Hans-Werner Hänsel, Dietrichs marxistischen Kontrahenten aus der gemeinsamen Hochschulzeit vor vielen Jahren, lernen wir erst ab der Hälfte des Buches kennen. Bis dahin leuchtet der oberösterreichische Autor Christian Schacherreiter die Familie Pernauer ausgiebig aus - und zeichnet deren Mitglieder in unterschiedlichen Schattierungen rechtsextremen Denkens.

Es ist ein Spektrum, wie es uns im realen Leben auch begegnet: Nur wenige der im rechten Milieu zu Verortenden sind Bekenner einer "reinen Lehre". Die meisten können ihre Prägung mehr oder weniger gut verbergen, verraten nur durch einzelne Festlegungen, Gewohnheiten oder Mitgliedschaften, aus welchem "Stall" sie kommen. Rechtes Gedankengut sieht derjenige nicht als bedrohlich an, der unreflektiert damit groß geworden ist. Vorsicht bezüglich der eigenen Meinung in der Öffentlichkeit ist daher nicht auf Scham zurückzuführen, als vielmehr auf die Sorge, damit anzuecken.

Schacherreiter stellt seinem Roman ein Zitat Arthur Schopenhauers voran, in dem dieser Stachelschweine beschreibt, die näher aneinander rücken, um sich gegenseitig bei Kälte zu wärmen, aber von den Stacheln der anderen jeweils zurückgestoßen werden. Schließlich finden sie im ständigen Vor und Zurück eine bestimmte Distanz zueinander als die für sich beste Position.

So geht es auch Dietrich mit seiner Familie: Auf der Suche nach Wärme nähert er sich seinen Verwandten an, sieht sich aber immer wieder durch ihr Verhalten rüde zurückgestoßen. Ähnliches erlebt er auch anderswo, etwa nach einer gemeinsamen Nacht mit "seinem" Parteiobmann, der im Roman "Schorsch" heißt, aber leicht als "Jörg" des realen Österreich identifizierbar ist. Schorsch denkt nicht daran, dieser Nacht mit Dietrich noch weitere folgen zu lassen. So bleibt dieser einsam, denn auch die Burschenschaft bietet nicht jene Ersatzfamilie, die er sucht.
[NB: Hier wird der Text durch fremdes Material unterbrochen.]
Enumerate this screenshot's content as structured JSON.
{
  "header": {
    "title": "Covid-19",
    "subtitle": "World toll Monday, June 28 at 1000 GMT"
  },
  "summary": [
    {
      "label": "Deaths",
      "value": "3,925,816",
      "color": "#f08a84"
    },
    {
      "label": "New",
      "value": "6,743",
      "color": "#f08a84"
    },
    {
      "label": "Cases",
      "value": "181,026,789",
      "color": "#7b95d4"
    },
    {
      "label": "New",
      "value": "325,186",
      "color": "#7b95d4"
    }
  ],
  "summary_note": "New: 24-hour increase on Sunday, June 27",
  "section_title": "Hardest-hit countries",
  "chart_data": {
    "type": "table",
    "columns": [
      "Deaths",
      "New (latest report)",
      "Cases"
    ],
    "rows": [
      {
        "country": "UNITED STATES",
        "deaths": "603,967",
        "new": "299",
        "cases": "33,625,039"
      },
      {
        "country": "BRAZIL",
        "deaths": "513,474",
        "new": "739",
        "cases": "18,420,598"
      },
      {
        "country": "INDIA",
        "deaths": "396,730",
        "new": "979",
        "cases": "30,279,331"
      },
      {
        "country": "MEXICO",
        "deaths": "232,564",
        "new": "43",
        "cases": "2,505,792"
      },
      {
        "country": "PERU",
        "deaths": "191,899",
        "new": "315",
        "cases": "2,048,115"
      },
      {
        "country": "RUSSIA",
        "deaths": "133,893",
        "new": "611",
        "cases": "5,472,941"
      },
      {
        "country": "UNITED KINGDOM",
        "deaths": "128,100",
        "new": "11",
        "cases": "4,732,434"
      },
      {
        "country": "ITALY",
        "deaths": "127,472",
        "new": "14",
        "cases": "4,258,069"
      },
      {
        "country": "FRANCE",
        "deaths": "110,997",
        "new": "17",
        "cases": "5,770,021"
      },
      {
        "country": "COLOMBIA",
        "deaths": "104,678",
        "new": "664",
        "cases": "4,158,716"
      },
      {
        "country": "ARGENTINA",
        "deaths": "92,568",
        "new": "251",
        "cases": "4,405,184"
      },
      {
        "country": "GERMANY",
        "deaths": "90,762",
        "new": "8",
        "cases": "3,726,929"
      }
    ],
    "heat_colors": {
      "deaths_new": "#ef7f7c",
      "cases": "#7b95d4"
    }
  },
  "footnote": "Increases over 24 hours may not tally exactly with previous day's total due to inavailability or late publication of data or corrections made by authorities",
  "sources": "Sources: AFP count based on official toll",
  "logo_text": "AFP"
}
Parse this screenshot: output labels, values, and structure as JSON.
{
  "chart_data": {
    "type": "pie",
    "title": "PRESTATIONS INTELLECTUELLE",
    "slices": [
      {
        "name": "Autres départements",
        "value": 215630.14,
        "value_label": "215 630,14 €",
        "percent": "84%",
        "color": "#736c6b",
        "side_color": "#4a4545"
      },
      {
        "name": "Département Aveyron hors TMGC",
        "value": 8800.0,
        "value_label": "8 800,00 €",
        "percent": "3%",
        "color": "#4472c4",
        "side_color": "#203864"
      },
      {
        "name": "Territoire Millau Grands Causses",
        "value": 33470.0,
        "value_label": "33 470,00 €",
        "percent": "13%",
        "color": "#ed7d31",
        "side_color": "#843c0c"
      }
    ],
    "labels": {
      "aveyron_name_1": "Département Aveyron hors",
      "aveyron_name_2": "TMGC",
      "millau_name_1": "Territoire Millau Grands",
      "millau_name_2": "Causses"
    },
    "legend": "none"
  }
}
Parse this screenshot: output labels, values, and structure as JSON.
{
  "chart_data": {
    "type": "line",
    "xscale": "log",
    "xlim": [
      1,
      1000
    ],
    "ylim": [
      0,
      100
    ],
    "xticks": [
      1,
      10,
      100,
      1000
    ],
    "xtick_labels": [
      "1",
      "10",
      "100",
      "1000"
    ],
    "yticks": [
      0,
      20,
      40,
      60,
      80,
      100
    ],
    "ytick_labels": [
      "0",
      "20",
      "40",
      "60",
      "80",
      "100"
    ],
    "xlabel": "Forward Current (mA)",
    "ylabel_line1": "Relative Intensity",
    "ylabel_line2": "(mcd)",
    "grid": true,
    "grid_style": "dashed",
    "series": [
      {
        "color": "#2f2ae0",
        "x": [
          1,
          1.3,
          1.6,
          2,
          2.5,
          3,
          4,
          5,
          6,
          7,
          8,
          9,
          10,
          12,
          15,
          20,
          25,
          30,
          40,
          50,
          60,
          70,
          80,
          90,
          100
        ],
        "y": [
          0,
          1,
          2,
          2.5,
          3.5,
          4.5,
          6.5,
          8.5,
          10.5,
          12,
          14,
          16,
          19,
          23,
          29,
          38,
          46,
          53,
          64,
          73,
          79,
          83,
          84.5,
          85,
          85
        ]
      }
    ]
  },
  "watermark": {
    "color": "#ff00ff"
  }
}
Doch dann kreuzen sich aufgrund einiger Zufälle wieder die Wege der einstigen politischen Antipoden: des selbstbewussten Linken Hans-Werner und des von ihm stets als Nazi gedemütigten Dietrich. Nur haben sich jetzt die Rollen verändert: Hans-Werner, gerade noch strahlender Anwärter auf den Obmann-Posten der linken Landespartei, wird von einer ehemaligen Kommilitonin beschuldigt, sie einst im Umfeld einer Uni-Feier vergewaltigt zu haben.

Hans-Werner kann sich an nichts erinnern, taucht aber vorerst einmal unter. Und findet Unterschlupf ausgerechnet bei Dietrich, der nun eine nicht unerhebliche Entscheidungsgewalt über sein Wohl und Wehe erhält. Im zweiten Teil lernen wir das andere Milieu im politischen Spek-trum kennen, das im Zwischenmenschlichen auch nicht viel besser reagiert als Dietrichs Familie.

Christian Schacherreiter stellt dies erzählend nüchtern fest und konstruiert keine Links-Rechts-Symmetrien, sondern lässt das Leben spielen, mit all seinen Ungerechtigkeiten und Überraschungen. Obwohl der Autor eigentlich einen "Me-Too"-Roman schreiben wollte, tappt er nicht in die Falle der Parteinahme. Zwar zeigt er auf, wie unmittelbar lebensverändernd und existenzbedrohend sich eine solche Beschuldigung auf den Betroffenen auswirken kann - und wie vorverurteilend die persönliche Umwelt reagiert. Schacherreiter rollt aber nicht die Schuldfrage auf, verwehrt darum auch der Kommilitonin das persönliche Erscheinen im Roman.

Damit konzentriert er sich auf die Kommunikation seiner beiden "Stachelschweine" und deren Nähe oder Ferne zueinander und zu ihrem jeweiligen persönlichen Umfeld. Er tut dies mit der gebotenen emotionalen Zurückhaltung des Chronisten, aber auch mit der seine Hauptfiguren sympathisierend begleitenden Nähe des genauen Beobachters. Dadurch entstehen sehr konkrete und anschauliche Bilder, die in der Leserschaft einige Wiedererkennungsmomente auszulösen vermögen.

Schacherreiters immer wieder humorvolle und ironische Beschreibungen nehmen dem Text allzu große Bedeutungsschwere und machen das Buch zu einem erfreulichen Leseerlebnis.